W dzisiejszej Gazecie Wyborczej:
Cytuj:
Około 70 budynków zabytkowego kompleksu DAG Fabrik znalazło się w planie wyburzeń Bydgoskiego Parku Przemysłowego. Po interwencji "Gazety" uda się ocalić najwartościowsze. W ostatniej chwili
DAG to nie tylko tereny należące do Exploseum. Część obiektów historycznie wartościowych znajduje się na obszarze Bydgoskiego Parku Przemysłowego, w którym udziały ma m.in. miasto. Decyzję o przekazaniu ziemi wraz ze stojącymi na niej budynkami podjął poprzedni prezydent Bydgoszczy sześć lat temu. Chodzi m.in. o strefę produkcji prochów czy pozostałości po fabryce materiałów wybuchowych. Jednak Park nie potrzebuje u siebie szkieletów przemysłowej architektury. - Takie rudery nie pasują do naszej nowoczesnej koncepcji, a poza tym inwestorzy nie chcą ich w swoim sąsiedztwie - mówi Łukasz Niedźwiecki, prezes zarządu Parku. Zarząd BPP podjął więc decyzję o wyburzeniu około 70 budynków. Na pierwszy ogień ma iść 28, które leżą na 10 hektarach za bramą przy ul. Glinki. Wyburzenia zaczną się już pod koniec września. Drugi kombinat - z 30 budynkami miał zostać zlikwidowany do końca 2013 roku.
Co na to miejski konserwator zabytków? Nic. O wyburzeniach dowiedział się od nas. - Nie miałem pojęcia, że w tak niedługim czasie są planowane - wyznał "Gazecie" i w trybie pilnym umówił się z zarządem Parku. Okazało się, że BPP zamierzał likwidować wszystkie obiekty - łącznie z uznanymi za unikatowe i objętymi ochroną konserwatorską. - Kilka lat temu wyznaczyliśmy części, których absolutnie nie należy niszczyć - mówi Marcysiak. - Nie zostało to uszanowane, bo pisma zaginęły gdzieś w Parku. Całe szczęście - dosłownie w ostatniej chwili - pojawiła się interwencja "Gazety". Mam nadzieję, że udało mi się uzmysłowić zarządowi Parku wartość obiektów. Wypracowaliśmy kompromis.

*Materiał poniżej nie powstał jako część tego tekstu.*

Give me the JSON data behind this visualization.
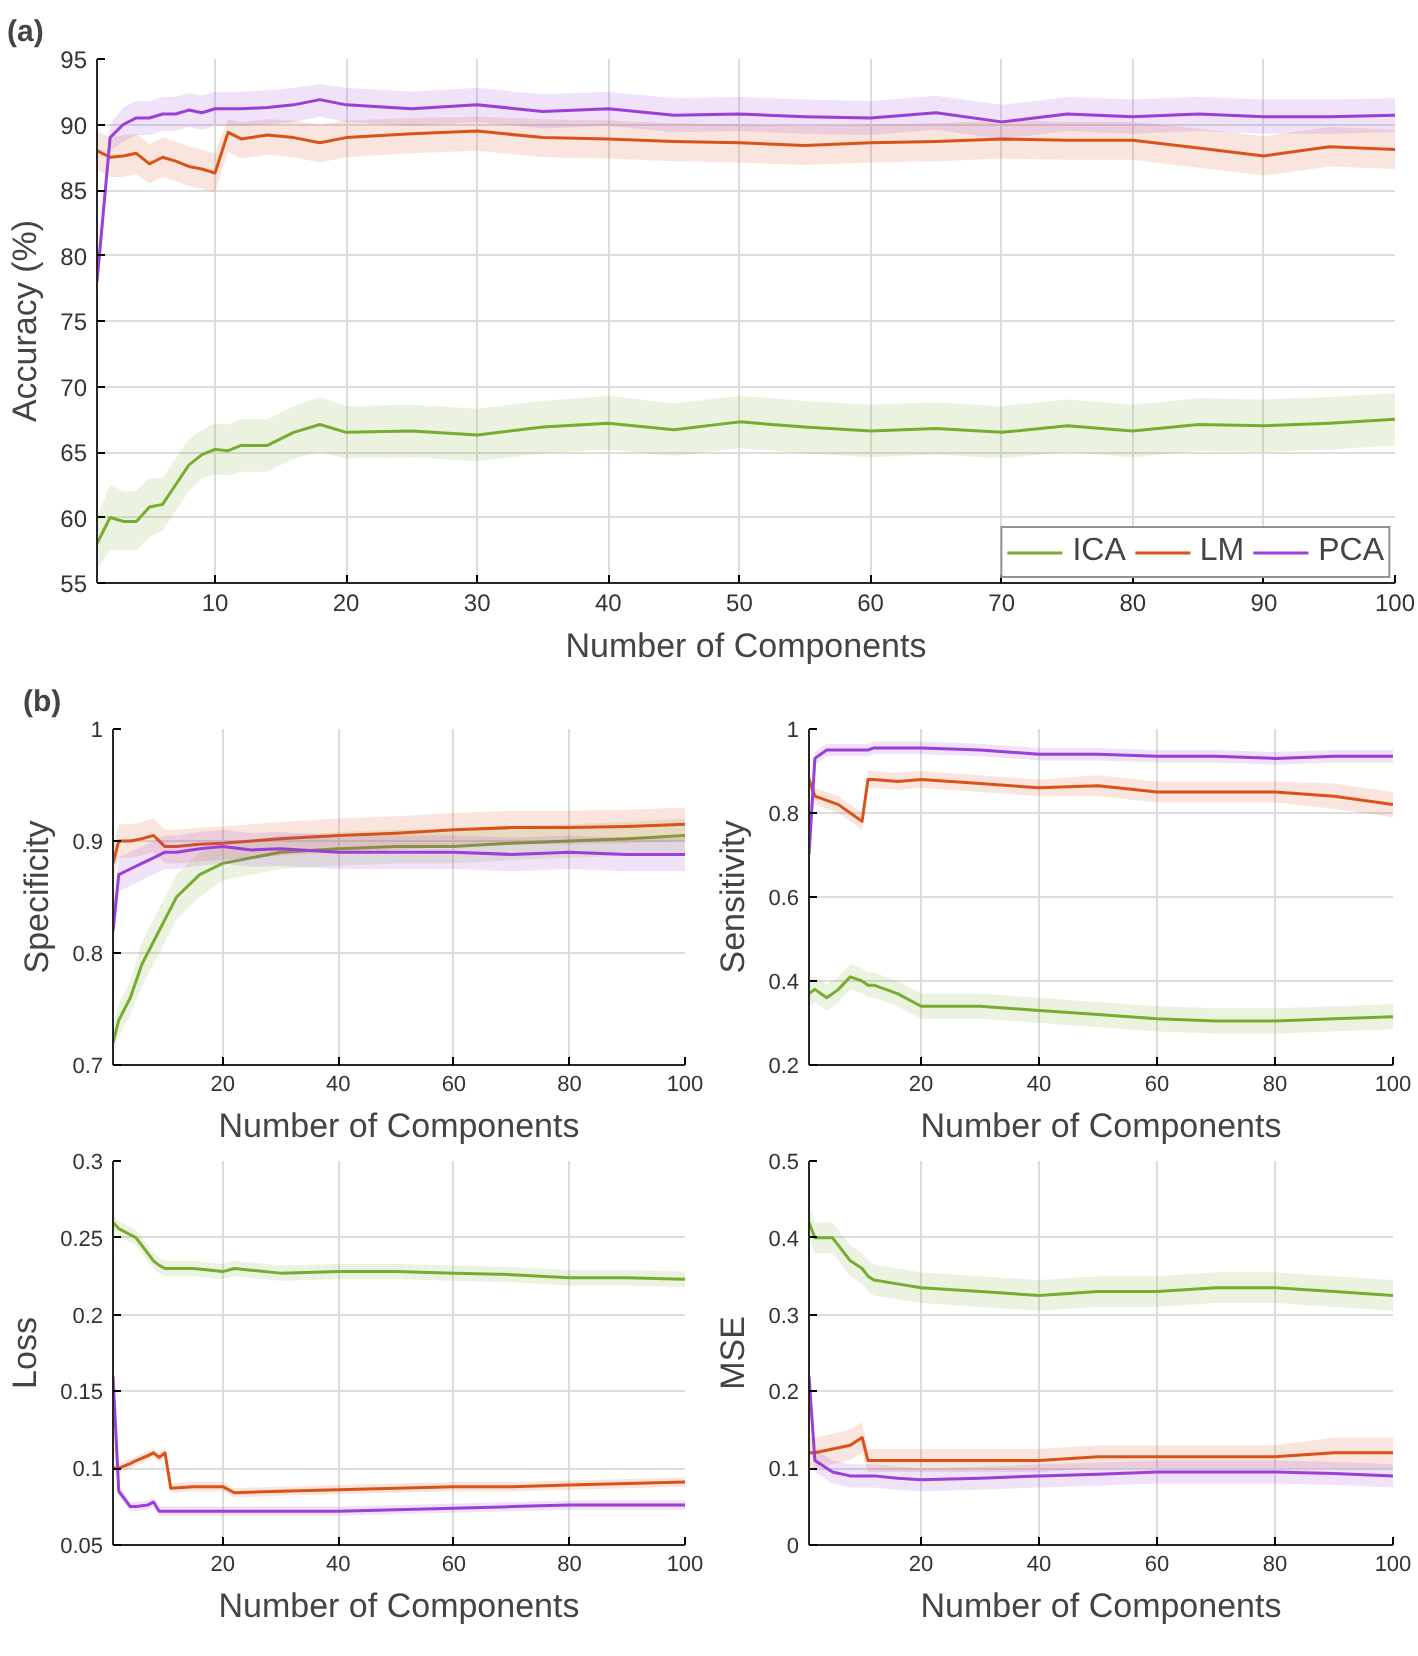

Prezes Niedźwiecki o istnieniu strefy ochrony konserwatorskiej nic nie wiedział. Jego propozycja: - Nie wyburzymy drugiego kompleksu, o ile Lasy Państwowe zgodzą się udostępnić nam teren w innym miejscu i uda nam się przesunąć planowaną inwestycję. Co do pierwszego kompleksu - nie możemy już zmienić zamierzeń.
Konserwator skontaktował się z archeologiem - Robertem Grochowskim świetnie znającym tereny DAG, który wykona fotografie i badania wszystkich budynków. Stworzone będą też wizualizacje 3D tych, które znikną. Exploseum będzie mogło wykorzystać je na swojej wystawie. - Wspaniała wiadomość - cieszy się Maciej Kułakowski, szef działu architektury przemysłowej w Muzeum Okręgowym. - Strefa produkcji prochów to ważne miejsce, do którego transportowano ciasto prochowe wyprodukowane w naszej strefie, czyli NGL.
Grochowski, który prawie sześć lat temu na fragmentach DAG Fabrik prowadził prace archeologiczne, uważa, że warto zachować te elementy, które nie powtarzają się w pozostałych obiektach fabryki. A właśnie takie znajdują się w strefie, którą uda się ocalić. - Wydzieliłem dwa obszary ochrony konserwatorskiej - mówi. - W jednym z nich leży m.in. wartościowy krąg walcarek.